This application uses a Genetic Algorithm (GA) to perform symbolic regression on a given dataset. The goal is to find a polynomial function that best fits the data, minimizing the error between the predicted and actual output values with many options to configure the GA and polynomial parameters.
- Configurable polynomial representation (number of terms, exponent of variables bits)
- Genetic Algorithm search with easily configurable parameters (population size, mutation rate, etc.)
- Choose which error measure to minimize (MAE, MAPE and RSME supported)
- Optimized for multithreaded usage
- Real-time progress reporting and visuals using a TUI (terminal UI) with a headless mode as an option
- CSV for reading input dataset and persisting output
- Git
- Rust (stable version)
- Cargo
- Clone the repository:
git clone https://github.com/margorczynski/okkam.git
- Navigate to the project directory:
cd okkam
- Build the project (optimized version):
cargo build --release
The compiled binary will be located in the target/release directory.
okkam [OPTIONS]
--config-path <CONFIG_PATH>
: Path to the configuration file--headless
: Flag for running in headless mode without the UI--help
: Display help information
The application is configured using a TOML, JSON, YAML, INI, RON, JSON5 file. Here's an example configuration using TOML:
# The log level (Off, Error, Warn, Info, Debug, Trace)
log_level = "INFO"
# The directory that will be used to store the logfile
log_directory = "./logs"
# Path to the dataset file (CSV format)
dataset_path = "examples/test_dataset.csv"

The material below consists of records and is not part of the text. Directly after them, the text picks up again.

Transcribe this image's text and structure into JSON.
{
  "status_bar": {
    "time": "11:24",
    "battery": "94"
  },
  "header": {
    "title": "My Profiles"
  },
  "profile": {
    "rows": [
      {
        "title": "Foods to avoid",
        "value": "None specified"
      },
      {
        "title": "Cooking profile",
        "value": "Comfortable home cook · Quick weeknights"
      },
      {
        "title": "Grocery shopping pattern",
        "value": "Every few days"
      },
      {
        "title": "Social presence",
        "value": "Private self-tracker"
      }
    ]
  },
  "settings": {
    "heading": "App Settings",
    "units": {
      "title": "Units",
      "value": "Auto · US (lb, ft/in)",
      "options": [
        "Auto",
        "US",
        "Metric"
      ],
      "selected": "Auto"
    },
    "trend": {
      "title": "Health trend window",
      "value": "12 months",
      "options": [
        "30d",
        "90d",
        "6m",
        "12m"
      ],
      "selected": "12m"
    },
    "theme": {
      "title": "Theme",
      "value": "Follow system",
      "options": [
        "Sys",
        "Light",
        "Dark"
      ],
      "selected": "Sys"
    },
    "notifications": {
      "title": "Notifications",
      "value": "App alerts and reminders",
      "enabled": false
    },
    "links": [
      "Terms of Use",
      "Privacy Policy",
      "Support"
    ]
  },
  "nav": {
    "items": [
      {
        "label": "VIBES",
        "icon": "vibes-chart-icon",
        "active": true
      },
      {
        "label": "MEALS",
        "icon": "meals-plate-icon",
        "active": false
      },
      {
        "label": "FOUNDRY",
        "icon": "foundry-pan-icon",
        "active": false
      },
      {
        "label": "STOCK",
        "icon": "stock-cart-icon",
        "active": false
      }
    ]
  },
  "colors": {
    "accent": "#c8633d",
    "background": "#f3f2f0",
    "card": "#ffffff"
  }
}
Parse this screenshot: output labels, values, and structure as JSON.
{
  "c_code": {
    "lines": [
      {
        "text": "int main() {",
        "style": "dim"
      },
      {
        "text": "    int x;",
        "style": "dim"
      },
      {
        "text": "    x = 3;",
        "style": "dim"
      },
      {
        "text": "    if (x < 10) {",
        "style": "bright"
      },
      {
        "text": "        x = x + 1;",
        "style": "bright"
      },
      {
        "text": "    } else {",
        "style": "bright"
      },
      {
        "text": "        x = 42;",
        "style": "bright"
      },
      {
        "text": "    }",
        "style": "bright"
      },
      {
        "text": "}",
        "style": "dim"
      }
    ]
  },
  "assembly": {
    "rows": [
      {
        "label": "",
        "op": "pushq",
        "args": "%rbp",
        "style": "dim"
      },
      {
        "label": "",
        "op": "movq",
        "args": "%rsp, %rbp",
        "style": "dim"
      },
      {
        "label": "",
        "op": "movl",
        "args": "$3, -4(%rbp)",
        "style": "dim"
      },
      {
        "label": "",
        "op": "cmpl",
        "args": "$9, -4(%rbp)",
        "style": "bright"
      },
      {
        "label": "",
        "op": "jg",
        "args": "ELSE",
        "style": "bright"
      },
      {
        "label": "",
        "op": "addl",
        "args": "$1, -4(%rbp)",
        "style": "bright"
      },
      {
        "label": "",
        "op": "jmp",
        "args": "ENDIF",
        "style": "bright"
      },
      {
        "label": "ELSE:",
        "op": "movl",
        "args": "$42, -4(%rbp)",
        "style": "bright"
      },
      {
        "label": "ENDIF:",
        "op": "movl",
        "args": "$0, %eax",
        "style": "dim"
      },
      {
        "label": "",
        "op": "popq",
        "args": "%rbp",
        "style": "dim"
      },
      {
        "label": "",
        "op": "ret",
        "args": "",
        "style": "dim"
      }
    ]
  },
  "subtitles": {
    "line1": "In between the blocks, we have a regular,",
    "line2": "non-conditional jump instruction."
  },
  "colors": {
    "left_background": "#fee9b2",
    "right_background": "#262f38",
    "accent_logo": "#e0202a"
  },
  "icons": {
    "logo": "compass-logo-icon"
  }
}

# Path to the file that will be created to store the results for the best polynomials found
result_path = "okkam_result.csv"
# The measure which the GA will try to minimize
minimized_error_measure = "MAE"
[ga]
# Population size
population_size = 512
# Tournament size for selection
tournament_size = 8
# Mutation rate (here 10%)
mutation_rate = 0.1
# Elite factor (percentage of top individuals to preserve, here 10%)
elite_factor = 0.1
[polynomial]
# Number of terms in the polynomial
terms_num = 12
# Number of bits to represent the degree of each variable (2^4 = 16 so the degree is in the range of 0..(2^4-1))
degree_bits_num = 4
Or alternatively by using environment variables with the prefix OKKAM_
, e.g. OKKAM_GA_POPULATION_SIZE=100
, OKKAM_POLYNOMIAL_TERMS_NUM=5
The dataset should be provided in CSV format (no header), with each row representing a data point. The first columns should contain the input features, and the last column should be the target output value.
The UI consists of 3 main areas:
- Upper-left that contains the logo and the configuration that is used
- Upper-right with a table that will show the details of the best 25 (considering the chosen measure) results
- Bottom half with three charts for each of the available measures
To run the application with the test config and dataset:
./target/release/okkam --config-path examples/test_config.toml
Or directly using Cargo (here with the short version of the config flag):
cargo run -- -c examples/test_config.toml
This will start the application and the UI which should show you the progress on the search.
Contributions are welcome! If you find any issues or have suggestions for improvements, please open an issue or submit a pull request.
This project is licensed under the Apache 2.0 License.